The evidence is pretty clear that the globe is cooling on most time scales, and right now we are at one of the coolest points in the history of the earth. Looking first at the last 65 million years, since T-Rex was running around:
Global Temperature estimates over the last 65 million years based on oxygen isotope thermometry of deep-ocean sediment cores from many parts of the world. Data from Zachos et al (2001). Graph by Robert A. Rohde.
Looking more recently at the last 5 million years, we see a consistent cooling trend with rapid cycling ice ages for the last 3 million years or so. Thirty-three ice ages cycled approximately every 41,000 years from 2.6 to 1.25 million years ago, and more recently thirteen ice ages have occurred on a 100,000-year cycle for the last 1.25 million years.
5 million years of global temperatures from work done by Lisiecki and Raymo in 2005. Graph by Robert A. Rohde.
The interglacial warm periods have lasted around 10,000 years, and guess what? Our most recent interglacial (that we are currently in) is about 10,000 years old.
So what has happened in the last 10,000 years? Well, one of the best ice cores we have from the last 10,000 years is from Greenland where from 1988 to 1993 scientists drilled 3 km through the ice sheet all the way to the bedrock yielding a high-resolution record of the last 200,000 years of history including two glacials and two interglacials. Here’s what GISP2 tells us about the last 10,000 years.
During the vast majority of the last 10,000 years (i.e. the age of human agriculture) it was warmer at GISP2 than it is now! Furthermore, during the last 4,000 or 5,000 years the general temperature trend is…you guessed it…down. While the single ice core doesn’t tell us the global temperature, we do have hundreds of studies confirming the Medieval Warming shown very clearly here. At GISP2, the Roman Warming was another 1ºC warmer than the Medieval Warming, and the Minoan and two earlier warmings were another .7ºC warmer than that.
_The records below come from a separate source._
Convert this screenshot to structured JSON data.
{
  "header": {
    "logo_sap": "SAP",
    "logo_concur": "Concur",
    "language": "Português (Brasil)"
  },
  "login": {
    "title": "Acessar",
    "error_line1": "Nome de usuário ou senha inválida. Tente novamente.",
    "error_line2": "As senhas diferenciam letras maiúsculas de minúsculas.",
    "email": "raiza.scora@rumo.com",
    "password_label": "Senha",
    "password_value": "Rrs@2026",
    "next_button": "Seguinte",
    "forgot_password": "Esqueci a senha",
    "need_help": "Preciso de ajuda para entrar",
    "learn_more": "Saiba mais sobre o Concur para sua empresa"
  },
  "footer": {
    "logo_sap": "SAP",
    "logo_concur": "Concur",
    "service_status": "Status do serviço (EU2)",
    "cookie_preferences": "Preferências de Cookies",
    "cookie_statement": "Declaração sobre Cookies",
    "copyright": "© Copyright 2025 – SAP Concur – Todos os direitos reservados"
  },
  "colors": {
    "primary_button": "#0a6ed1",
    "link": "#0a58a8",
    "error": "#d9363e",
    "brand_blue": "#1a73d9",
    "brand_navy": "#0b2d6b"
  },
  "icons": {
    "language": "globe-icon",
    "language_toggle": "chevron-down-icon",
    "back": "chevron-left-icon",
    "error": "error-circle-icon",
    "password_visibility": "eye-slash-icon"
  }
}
To quote Don J. Easterbrook from his post on WUWT,
Temperature changes recorded in the GISP2 ice core from the Greenland Ice Sheet show that the magnitude of global warming experienced during the past century is insignificant compared to the magnitude of the profound natural climate reversals over the past 25,000 years, which preceded any significant rise of atmospheric CO2. If so many much more intense periods of warming occurred naturally in the past without increase in CO2, why should the mere coincidence of a small period of low magnitude warming this century be blamed on CO2?